Die landestypischen Dörfer in Burkina Faso bestehen aus mehreren, einige Hundert Meter auseinander liegenden Gehöften, die verschiedene Generationen beherbergen. Die meisten Menschen leben hier als Selbstversorger von der Landwirtschaft. Lange Trockenzeiten und kurze Regenperioden bestimmen ihren Lebensrhythmus. Aus einem dieser Dörfer stammt der heute in Berlin lebende Architekt Diébédo Francis Kéré. Kéré wurde im Dorf Gando geboren und als ältestes von 13 Kindern mit sieben Jahren von seiner Familie in die Stadt auf die Schule geschickt. Der Sohn des Stammeshäuptlings kam mithilfe eines Stipendiums nach Deutschland, wo er nach einer Ausbildung zum Tischler schließlich Architektur an der Technischen Universität in Berlin studierte. Noch zu Studienzeiten gründete Kéré 1998 den Verein »Schulbausteine für Gando«. »Im traditionellen Afrika ist jeder Familienangehörige für die Versorgung der gesamten Familie verantwortlich«, sagt er. »Wenn jemand seine Gemeinschaft auf der Suche nach einem besseren Leben verlässt, dann will er seinen Ausfall als Arbeitskraft in der Dorfgemeinschaft durch finanzielle Hilfe ausgleichen.« Kéré wollte aber nicht nur Geld schicken. Sein oberstes Anliegen war es, die soziale, kulturelle und wirtschaftliche Situation der Bewohner von Gando zu verbessern. Mithilfe von Förderprogrammen und Sponsoren baute der Architekt 2001 eine Grundschule im Dorf, die architektonisch hohe Anerkennung fand und 2004 mit dem höchstdotierten Architekturpreis »Aga Khan Award for Architecture« ausgezeichnet wurde. Die moderne Konstruktion der Gebäude zusammen mit dem traditionellen Baustoff »Lehm« überzeugten Jury ebenso wie schließlich auch die anfangs skeptische Dorfgemeinschaft. Lehm galt hier als billiger »Arme-Leute-Baustoff«, den die Hitze ausdörrt und der Regen fortspült. Der Architekt und seine Mitarbeiter veredelten das Material und schafften zusammen mit neuen Konstruktionsprinzipien nicht nur ästhetische, dauerhafte und raumklimatisch hochwertige Gebäude, sondern auch große Akzeptanz bei den Dorfbewohnern.

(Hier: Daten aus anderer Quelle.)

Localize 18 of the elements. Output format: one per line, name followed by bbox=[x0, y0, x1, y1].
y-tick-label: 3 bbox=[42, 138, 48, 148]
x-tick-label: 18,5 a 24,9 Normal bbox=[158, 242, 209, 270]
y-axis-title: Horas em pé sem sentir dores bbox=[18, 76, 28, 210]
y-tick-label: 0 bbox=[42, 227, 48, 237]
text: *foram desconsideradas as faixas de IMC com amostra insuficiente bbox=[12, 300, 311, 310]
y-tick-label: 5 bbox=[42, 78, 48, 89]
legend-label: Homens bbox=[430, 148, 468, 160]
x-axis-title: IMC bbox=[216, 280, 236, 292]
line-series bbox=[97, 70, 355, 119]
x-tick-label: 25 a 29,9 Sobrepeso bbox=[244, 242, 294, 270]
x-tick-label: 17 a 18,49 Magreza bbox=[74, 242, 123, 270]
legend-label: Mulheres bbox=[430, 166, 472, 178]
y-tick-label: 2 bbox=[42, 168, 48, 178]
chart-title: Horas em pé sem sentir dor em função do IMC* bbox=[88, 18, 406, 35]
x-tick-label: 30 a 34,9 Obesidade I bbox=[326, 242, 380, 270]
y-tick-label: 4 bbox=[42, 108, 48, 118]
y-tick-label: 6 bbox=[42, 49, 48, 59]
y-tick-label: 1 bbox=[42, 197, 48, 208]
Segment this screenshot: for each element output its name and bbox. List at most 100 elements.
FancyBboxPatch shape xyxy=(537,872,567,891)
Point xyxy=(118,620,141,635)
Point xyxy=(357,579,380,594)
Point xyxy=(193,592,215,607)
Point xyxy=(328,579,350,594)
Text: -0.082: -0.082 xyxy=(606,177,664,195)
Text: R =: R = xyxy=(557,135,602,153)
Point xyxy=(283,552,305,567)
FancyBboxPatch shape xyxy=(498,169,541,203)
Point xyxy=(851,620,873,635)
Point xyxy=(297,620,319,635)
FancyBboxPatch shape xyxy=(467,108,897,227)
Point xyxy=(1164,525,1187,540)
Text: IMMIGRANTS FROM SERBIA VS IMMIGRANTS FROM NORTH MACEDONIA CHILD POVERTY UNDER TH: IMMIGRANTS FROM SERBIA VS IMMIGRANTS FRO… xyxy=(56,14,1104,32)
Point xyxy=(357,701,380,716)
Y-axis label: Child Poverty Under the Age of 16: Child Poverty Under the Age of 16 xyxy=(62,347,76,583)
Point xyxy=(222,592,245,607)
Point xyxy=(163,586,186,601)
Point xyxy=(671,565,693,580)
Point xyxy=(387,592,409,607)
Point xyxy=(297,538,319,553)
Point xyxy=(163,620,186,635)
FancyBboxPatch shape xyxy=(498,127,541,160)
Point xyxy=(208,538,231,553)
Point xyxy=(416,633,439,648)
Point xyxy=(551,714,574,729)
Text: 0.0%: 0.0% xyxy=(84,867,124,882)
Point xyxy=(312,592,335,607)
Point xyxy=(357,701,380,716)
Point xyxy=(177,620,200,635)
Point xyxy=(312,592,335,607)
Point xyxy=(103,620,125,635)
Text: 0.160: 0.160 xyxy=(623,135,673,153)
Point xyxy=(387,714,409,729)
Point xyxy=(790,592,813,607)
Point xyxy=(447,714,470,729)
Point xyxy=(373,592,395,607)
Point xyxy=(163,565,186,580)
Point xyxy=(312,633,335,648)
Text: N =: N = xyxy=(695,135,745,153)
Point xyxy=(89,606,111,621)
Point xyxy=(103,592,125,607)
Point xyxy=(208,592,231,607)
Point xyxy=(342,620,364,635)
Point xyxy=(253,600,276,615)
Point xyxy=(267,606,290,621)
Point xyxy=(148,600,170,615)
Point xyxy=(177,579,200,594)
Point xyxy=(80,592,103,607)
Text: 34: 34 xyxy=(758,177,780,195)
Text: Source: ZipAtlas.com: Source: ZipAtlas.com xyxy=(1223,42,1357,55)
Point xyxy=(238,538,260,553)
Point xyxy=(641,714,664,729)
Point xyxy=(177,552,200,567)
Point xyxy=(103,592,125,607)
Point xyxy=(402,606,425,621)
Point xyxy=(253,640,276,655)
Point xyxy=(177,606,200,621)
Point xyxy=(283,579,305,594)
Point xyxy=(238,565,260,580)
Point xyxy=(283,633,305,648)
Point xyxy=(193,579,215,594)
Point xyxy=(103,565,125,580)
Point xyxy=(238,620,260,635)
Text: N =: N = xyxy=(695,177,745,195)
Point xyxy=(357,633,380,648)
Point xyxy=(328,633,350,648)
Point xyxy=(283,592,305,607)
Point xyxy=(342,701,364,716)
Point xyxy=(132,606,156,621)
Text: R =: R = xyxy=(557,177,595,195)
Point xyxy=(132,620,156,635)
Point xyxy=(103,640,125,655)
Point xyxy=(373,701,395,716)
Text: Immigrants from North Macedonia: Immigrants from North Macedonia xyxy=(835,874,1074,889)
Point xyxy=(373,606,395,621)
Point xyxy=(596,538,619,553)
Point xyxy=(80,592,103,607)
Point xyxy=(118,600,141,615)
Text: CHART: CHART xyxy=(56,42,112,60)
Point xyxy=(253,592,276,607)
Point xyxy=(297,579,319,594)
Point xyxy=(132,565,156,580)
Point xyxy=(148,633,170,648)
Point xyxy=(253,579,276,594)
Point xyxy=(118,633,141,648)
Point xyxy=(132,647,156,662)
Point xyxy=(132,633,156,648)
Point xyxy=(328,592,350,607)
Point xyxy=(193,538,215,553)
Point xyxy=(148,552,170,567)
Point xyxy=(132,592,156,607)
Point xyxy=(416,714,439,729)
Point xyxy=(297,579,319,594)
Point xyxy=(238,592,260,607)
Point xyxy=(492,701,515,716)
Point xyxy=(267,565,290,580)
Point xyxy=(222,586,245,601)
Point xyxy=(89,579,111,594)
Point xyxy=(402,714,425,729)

Das Klima ist der entscheidende Faktor bei dem Projekt. Die massiven Lehmwände und weit auskragende Dächer verzögern die Übertragung der Sonneneinstrahlung ins Innere der Häuser, die ohne Strom und fließendes Wasser auskommen müssen. »Traumhafte Kühlschränke« nennen die Menschen aus der Region zum Beispiel die 2003 erbauten Wohnhäuser für Lehrer. Sie waren das »Lockmittel« für die nun dort unterrichtenden Pädagogen, die zögerten, aufs Land zu ziehen, weil es nur notdürftige Unterkünfte gab.
Bei den Bauten wird darauf geachtet, dass sie so preiswert – Lehm kommt überall in der Natur vor – und einfach wie möglich realisierbar sind. Die Bevölkerung kann so die angewandten Techniken für ihre eigenen Wohnhäuser nutzen. Von Anfang an wurde die Dorfgemeinschaft in alle Arbeitsprozesse miteingebunden. Kinder brachten jeden Tag einen Stein für das Fundament mit in die Schule, Männer pressten Lehmziegel und Frauen stampften den Lehmfußboden. »Hilfe zur Selbsthilfe« lautet der Grundsatz des Projekts. »Im wahrsten Sinn des Wortes soll versucht werden, den Menschen das Fischen beizubringen, statt ihnen immer wieder Fische zum Essen vorzusetzen und sie so in Abhängigkeit zu bringen«, sagt Kéré. »Wenn die Schüler lesen und schreiben lernen, können sie Familienmitglieder bei der Suche nach besseren Jobs unterstützen, Jugendliche, die den Beruf des Krankenpflegers ergreifen, werden sich auch im Dorf sinnvoll einbringen, und die emanzipatorische Wirkung für Mädchen, die durch ihre Schulbildung eine bezahlte Arbeit finden, ist enorm.« So solle »Schule Schule machen«.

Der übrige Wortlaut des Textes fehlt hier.